U.S. liquefied natural gas (LNG) exports were up slightly in the week ending Jan. 22, as 15 vessels departed carrying 54 Bcf, according to the Energy Information Administration.
Seven ships left from Sabine Pass, two from Corpus Christi, four from Cameron and one each from Cove Point and Freeport. Exports were up from 51 Bcf in the previous week, but down from 68 Bcf in the first week of the month. High temperatures along the Gulf Coast in recent weeks have created foggy conditions, impacting the departures of loaded vessels.
Warmer weather is weighing on global natural gas prices too. A mild winter in Northeast Asia and Europe, coupled with a flood of LNG as countries like Australia, Qatar and the United States have been steadily producing, has combined to push prices to multi-year lows.
Over the last week, the prompt month contract in the U.S. hit its lowest point since early 2016. Natural gas for February delivery was still stuck below the $2.00 mark on Monday -- even with a colder-looking forecast. In Asia, LNG spot prices fell to lows not seen since 2009, while benchmark futures contracts there and in Europe were stuck around $4.00/MMBtu.
The maximum Gulf Coast LNG netback price for March delivery between the Japan Korea Marker, National Balancing Point and Title Transfer Facility on Friday (Jan. 24) was $2.606/MMBtu, or just $0.713 above where Henry Hub futures settled, according to NGI data.
The arbitrage spread between the Gulf Coast and key markets in Europe and Asia has continued to narrow. Terminal shut-ins remain unlikely with Gulf Coast offtake hedged and secured by long-term agreements, but the market dynamics continue to raise questions about the viability of proposed U.S. export projects, analysts said.
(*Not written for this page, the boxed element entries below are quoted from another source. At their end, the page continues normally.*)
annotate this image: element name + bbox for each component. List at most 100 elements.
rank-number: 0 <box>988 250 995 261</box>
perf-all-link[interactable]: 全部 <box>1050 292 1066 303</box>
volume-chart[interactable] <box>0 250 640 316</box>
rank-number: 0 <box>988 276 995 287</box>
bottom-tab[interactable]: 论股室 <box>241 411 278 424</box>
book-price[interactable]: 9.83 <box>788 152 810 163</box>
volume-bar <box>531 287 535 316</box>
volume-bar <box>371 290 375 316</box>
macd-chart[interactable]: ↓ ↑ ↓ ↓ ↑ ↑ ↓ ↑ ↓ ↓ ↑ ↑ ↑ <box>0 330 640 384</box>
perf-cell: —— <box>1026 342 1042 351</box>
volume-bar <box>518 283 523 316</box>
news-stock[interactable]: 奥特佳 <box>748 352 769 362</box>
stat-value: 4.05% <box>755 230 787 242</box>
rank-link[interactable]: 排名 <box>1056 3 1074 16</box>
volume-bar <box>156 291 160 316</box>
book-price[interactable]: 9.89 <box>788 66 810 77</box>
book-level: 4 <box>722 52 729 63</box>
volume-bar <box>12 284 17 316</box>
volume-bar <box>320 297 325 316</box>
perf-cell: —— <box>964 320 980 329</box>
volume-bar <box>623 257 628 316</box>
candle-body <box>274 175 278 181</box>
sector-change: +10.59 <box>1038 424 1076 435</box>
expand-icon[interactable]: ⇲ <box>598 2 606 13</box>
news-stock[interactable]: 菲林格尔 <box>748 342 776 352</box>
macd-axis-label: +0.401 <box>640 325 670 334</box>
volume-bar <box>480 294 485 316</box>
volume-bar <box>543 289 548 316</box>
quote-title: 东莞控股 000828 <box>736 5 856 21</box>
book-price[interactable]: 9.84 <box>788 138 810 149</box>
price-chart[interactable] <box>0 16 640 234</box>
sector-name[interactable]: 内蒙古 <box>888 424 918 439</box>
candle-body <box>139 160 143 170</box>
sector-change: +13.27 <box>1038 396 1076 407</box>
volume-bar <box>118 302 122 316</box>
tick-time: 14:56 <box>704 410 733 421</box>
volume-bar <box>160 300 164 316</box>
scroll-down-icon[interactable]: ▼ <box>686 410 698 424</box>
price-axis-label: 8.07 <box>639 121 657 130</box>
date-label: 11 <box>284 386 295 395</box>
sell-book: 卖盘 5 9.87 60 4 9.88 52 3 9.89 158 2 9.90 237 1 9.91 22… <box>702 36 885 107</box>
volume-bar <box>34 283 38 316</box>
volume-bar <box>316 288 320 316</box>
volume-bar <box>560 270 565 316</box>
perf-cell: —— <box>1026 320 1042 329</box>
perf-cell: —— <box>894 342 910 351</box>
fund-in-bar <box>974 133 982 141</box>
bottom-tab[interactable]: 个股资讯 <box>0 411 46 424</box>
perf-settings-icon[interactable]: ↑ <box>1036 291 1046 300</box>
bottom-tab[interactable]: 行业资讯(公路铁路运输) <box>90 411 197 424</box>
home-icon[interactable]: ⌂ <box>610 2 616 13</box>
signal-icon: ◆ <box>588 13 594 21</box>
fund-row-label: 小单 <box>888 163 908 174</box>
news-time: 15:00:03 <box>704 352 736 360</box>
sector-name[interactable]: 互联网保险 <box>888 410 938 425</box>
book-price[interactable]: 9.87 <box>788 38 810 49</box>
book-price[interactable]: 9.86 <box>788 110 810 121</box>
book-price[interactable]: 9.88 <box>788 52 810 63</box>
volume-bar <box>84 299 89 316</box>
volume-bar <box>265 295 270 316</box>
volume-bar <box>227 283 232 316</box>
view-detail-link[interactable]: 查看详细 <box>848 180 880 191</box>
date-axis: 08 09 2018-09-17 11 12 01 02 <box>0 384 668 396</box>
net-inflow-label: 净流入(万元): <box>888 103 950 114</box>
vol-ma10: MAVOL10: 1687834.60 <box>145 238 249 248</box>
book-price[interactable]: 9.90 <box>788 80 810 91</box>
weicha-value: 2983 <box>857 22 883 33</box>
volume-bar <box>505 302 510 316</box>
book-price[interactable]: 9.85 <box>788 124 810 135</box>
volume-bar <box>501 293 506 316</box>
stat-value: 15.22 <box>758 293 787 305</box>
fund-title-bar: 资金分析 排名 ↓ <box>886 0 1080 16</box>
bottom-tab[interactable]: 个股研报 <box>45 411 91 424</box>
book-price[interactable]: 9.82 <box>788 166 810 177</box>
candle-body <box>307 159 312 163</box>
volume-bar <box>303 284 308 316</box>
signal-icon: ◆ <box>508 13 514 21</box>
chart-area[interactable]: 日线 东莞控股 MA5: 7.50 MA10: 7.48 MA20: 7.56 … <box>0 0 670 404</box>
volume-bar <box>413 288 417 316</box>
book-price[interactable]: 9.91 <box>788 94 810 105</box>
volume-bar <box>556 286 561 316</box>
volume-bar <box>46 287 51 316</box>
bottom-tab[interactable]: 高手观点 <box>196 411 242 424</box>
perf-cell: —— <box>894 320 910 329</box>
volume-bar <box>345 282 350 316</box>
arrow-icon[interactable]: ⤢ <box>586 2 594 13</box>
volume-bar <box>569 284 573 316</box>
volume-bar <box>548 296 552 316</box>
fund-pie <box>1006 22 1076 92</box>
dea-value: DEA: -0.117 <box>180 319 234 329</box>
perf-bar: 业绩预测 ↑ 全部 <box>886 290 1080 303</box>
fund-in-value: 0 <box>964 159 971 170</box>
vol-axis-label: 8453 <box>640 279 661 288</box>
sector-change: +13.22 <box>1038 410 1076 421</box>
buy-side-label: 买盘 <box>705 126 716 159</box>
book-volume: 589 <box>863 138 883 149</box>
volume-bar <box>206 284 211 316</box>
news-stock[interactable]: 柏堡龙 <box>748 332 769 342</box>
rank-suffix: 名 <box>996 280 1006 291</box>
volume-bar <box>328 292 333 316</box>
As it looks to catch the second wave, Annova LNG scored a 20-year supply deal last week to tap multiple receipt points with major pipelines in the Agua Dulce area to feed its Brownsville, TX, project. The precedent agreement with Enbridge Inc.’s Valley Crossing Pipeline LLC would provide transportation for the still unsanctioned 6.5 million metric tons/year facility.
In other U.S. developments, McDermott International Inc. filed for Chapter 11 bankruptcy protection to wipe out more than $4.6 billion of debt. The company is at work on the next stages of Freeport and Cameron LNG. It also landed the engineering, procurement and construction contact for the Golden Pass LNG project in Texas. The proceedings are not expected to slow progress on any of those projects, McDermott said.
Also last week, Pembina Pipeline Corp. pulled a key permit two days after Oregon regulators denied a request to extend the decision time on the Jordan Cove LNG project to March 31. It was the latest setback to cloud the project’s path forward.
Overseas, Egypt has plans to cut the number of LNG cargoes it offers in the spot market given how prices have crashed and intends to negotiate longer-term sales with its customers instead. Meanwhile, India announced negotiations with Qatar to lower prices it pays by cutting the link between oil and LNG.
Qatar is a global LNG leader and has been a standard bearer for linking longer-term LNG costs to oil prices under contracts that often fetch more than spot market transactions. The negotiations are another sign of how growing supplies are impacting the market and prompting more negotiations.
Reuters reported earlier this month that China Petroleum and Chemical Corp., aka Sinopec, is reviewing its price terms under a supply deal with leading U.S. exporter Cheniere Energy Inc.